Örneğin bugünün Katalonya’sında siyasi bir çözüm aramak için
kitabımı okumanın çok önemli olduğunu düşünmüyorum. Ama aynı zamanda
Katalanların bu tür sorunların başka bağlamlarda ve zamanlarda da var olduğunu
ve solun bunları çözmeye çalıştığını bilmelerinin önemli olduğunu düşünüyorum.
Yani tartışma şuydu: bir ulus nasıl tanımlanır? Ulus nedir? Ulusların geleceği
nedir? Kitabımda incelediğim dönemin solu, farklı yaklaşımlar sergiliyordu.
Sosyalizmin, ulusal kimliklerin ve kültürlerin en yüksek ifadesini temsil
ettiğini söyleyen Marksistler vardı, diğerleri ise sosyalizmin insanlığın artık
uluslar arasında ayrım yapmayacağı post-ulusal bir dünyaya yol açacağını
savunuyordu. Aynı parti içinde bile bu iki yaklaşım sıklıkla bir arada var
oldu.
O zaman bazılarının sorduğu soru şuydu: Eğer ulus-sonrası,
kozmopolit bir dünyada, birleşik bir insanlıkla yaşarsak, hangi dil
konuşulacak? Elbette o dönemde Doğu Avrupa’da Ukraynaca, Litvanyaca veya
Ermenice gibi diğer dilleri bir kenara bırakarak Rusça baskındı. Evrenselci bir
bakış açısıyla ifade edilen milliyetçilik biçimleri ortaya çıktı. İnsanları
ayırarak bir ulus inşa etmeyi öneren gerici milliyetçi talepler de vardı. Bu,
bugün hâlâ yankılanan çok eski bir tartışmadır.
Azınlıkların, milliyetçiliğe meydan okuyan unsurlar olduğunu
söyleyebilirim. Bir demokrasinin seviyesini ölçmek için bir tür gösterge işlevi
gördükleri için önemlidirler. Azınlıklarına saygı duyan bir demokrasinin,
ötekiliği reddeden ve kendisini demokratik değerlerle bağdaşmayan homojen ve
monolitik bir yapı olarak gören bir demokrasinin aksine, gerçek bir demokrasi
olduğuna inanıyorum. Azınlıklar genellikle bir iktidar sisteminin tüm
çelişkilerini, belirsizliklerini ve olumsuz eğilimlerini ortaya çıkarır.
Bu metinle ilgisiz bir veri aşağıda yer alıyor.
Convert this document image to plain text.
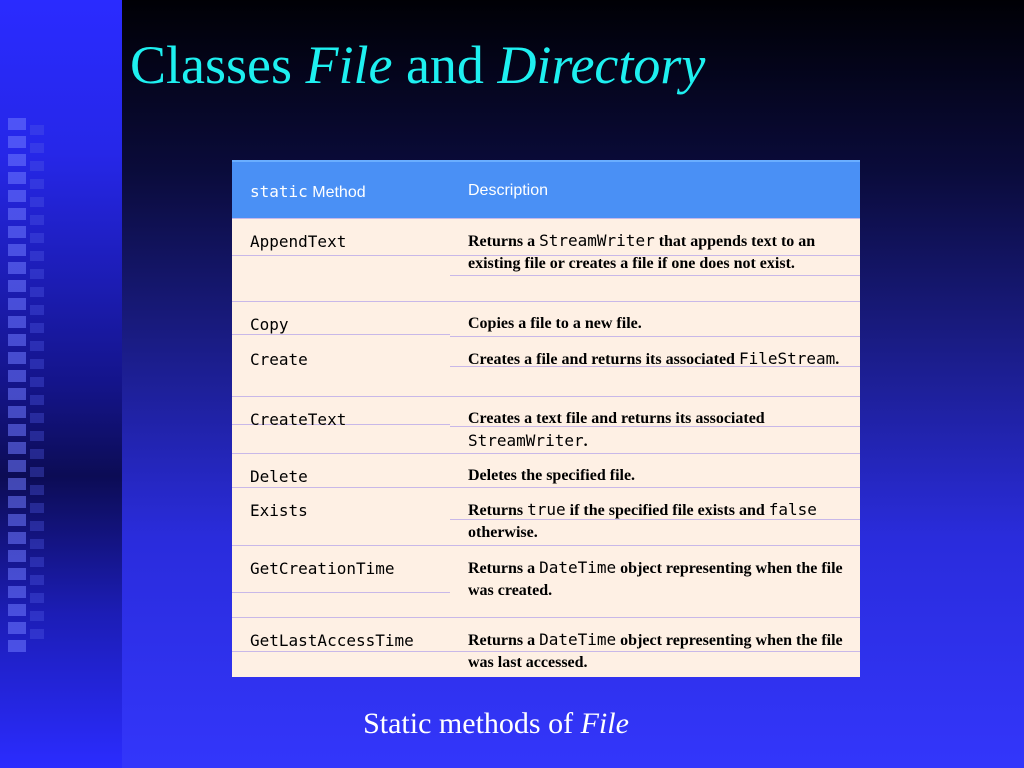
Classes File and Directory
static Method	Description
AppendText	Returns a StreamWriter that appends text to an existing file or creates a file if one does not exist.
Copy	Copies a file to a new file.
Create	Creates a file and returns its associated FileStream.
CreateText	Creates a text file and returns its associated StreamWriter.
Delete	Deletes the specified file.
Exists	Returns true if the specified file exists and false otherwise.
GetCreationTime	Returns a DateTime object representing when the file was created.
GetLastAccessTime	Returns a DateTime object representing when the file was last accessed.

Static methods of File
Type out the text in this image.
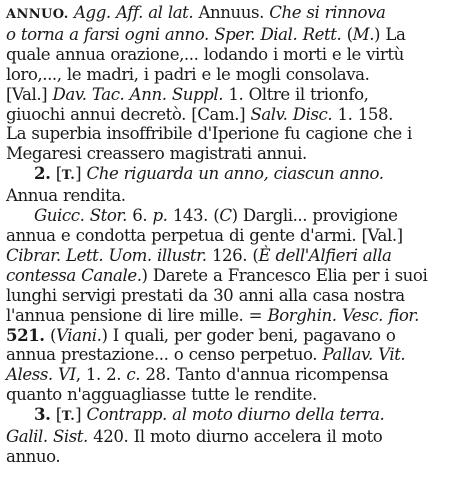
ANNUO. Agg. Aff. al lat. Annuus. Che si rinnova
o torna a farsi ogni anno. Sper. Dial. Rett. (M.) La
quale annua orazione,... lodando i morti e le virtù
loro,..., le madri, i padri e le mogli consolava.
[Val.] Dav. Tac. Ann. Suppl. 1. Oltre il trionfo,
giuochi annui decretò. [Cam.] Salv. Disc. 1. 158.
La superbia insoffribile d'Iperione fu cagione che i
Megaresi creassero magistrati annui.
2. [T.] Che riguarda un anno, ciascun anno.
Annua rendita.
Guicc. Stor. 6. p. 143. (C) Dargli... provigione
annua e condotta perpetua di gente d'armi. [Val.]
Cibrar. Lett. Uom. illustr. 126. (È dell'Alfieri alla
contessa Canale.) Darete a Francesco Elia per i suoi
lunghi servigi prestati da 30 anni alla casa nostra
l'annua pensione di lire mille. = Borghin. Vesc. fior.
521. (Viani.) I quali, per goder beni, pagavano o
annua prestazione... o censo perpetuo. Pallav. Vit.
Aless. VI, 1. 2. c. 28. Tanto d'annua ricompensa
quanto n'agguagliasse tutte le rendite.
3. [T.] Contrapp. al moto diurno della terra.
Galil. Sist. 420. Il moto diurno accelera il moto
annuo.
Örneğin, merkezi devlet tarafından engellenen bir referandum ve ardından gelen
baskı ile 2017’de yaşanan Katalan krizi (1 Ekim 2017 tarihinde gerçekleşen
Katalonya bağımsızlık referandumuna işaret ediyor; ç.n.) ve olası bir affa
karşı yakın zamanda gerçekleşen eylemler, İspanya’daki geçiş sürecinden doğan
demokrasinin çelişkilerini ortaya koymuştur.
Ancak azınlıklar hakkında konuşmak her zaman diyalektik bir yorum gerektirir çünkü çok uluslu bir devlet çerçevesinde, bir bağlamdaki azınlıklar olanlar başka bir bağlamda çoğunluk olabilir. Dahası, baskı karşısında hakları için mücadele eden ve bu mücadeleyi kazanan azınlıklar, kendi azınlıklarına karşı hoşgörüsüz hale gelebilirler. Dolayısıyla, Yahudi sorunuyla ilgili olarak, azınlıkların kültürel kimliğini damgalayabilecek asimilasyonun ilerleme olarak mı kabul edileceği, yoksa bağımsızlık, ulusal ve kültürel özerklik ya da federal bir devlet için mi mücadele edileceği sorusu ortaya çıkmıştır. Örneğin, çarların imparatorluğunda ya da Avusturya-Macaristan imparatorluğunda bu seçeneklerin hepsi geçerli olabilirdi.
- Şu anda Batı Avrupa’da Yahudi sorunu, örneğin Müslüman ya da Çingene sorunu gibi yeni sorunlara doğru mutasyona uğruyor olabilir mi?
Çingenelere karşı önyargılar ne yazık ki çok fazla
tartışılmıyor. Belki İspanya’da diğer yerlere göre daha fazla. Milliyetçiliğin,
özellikle de faşizmle simbiyotik bir ilişkisi olan sağ milliyetçiliğin 21.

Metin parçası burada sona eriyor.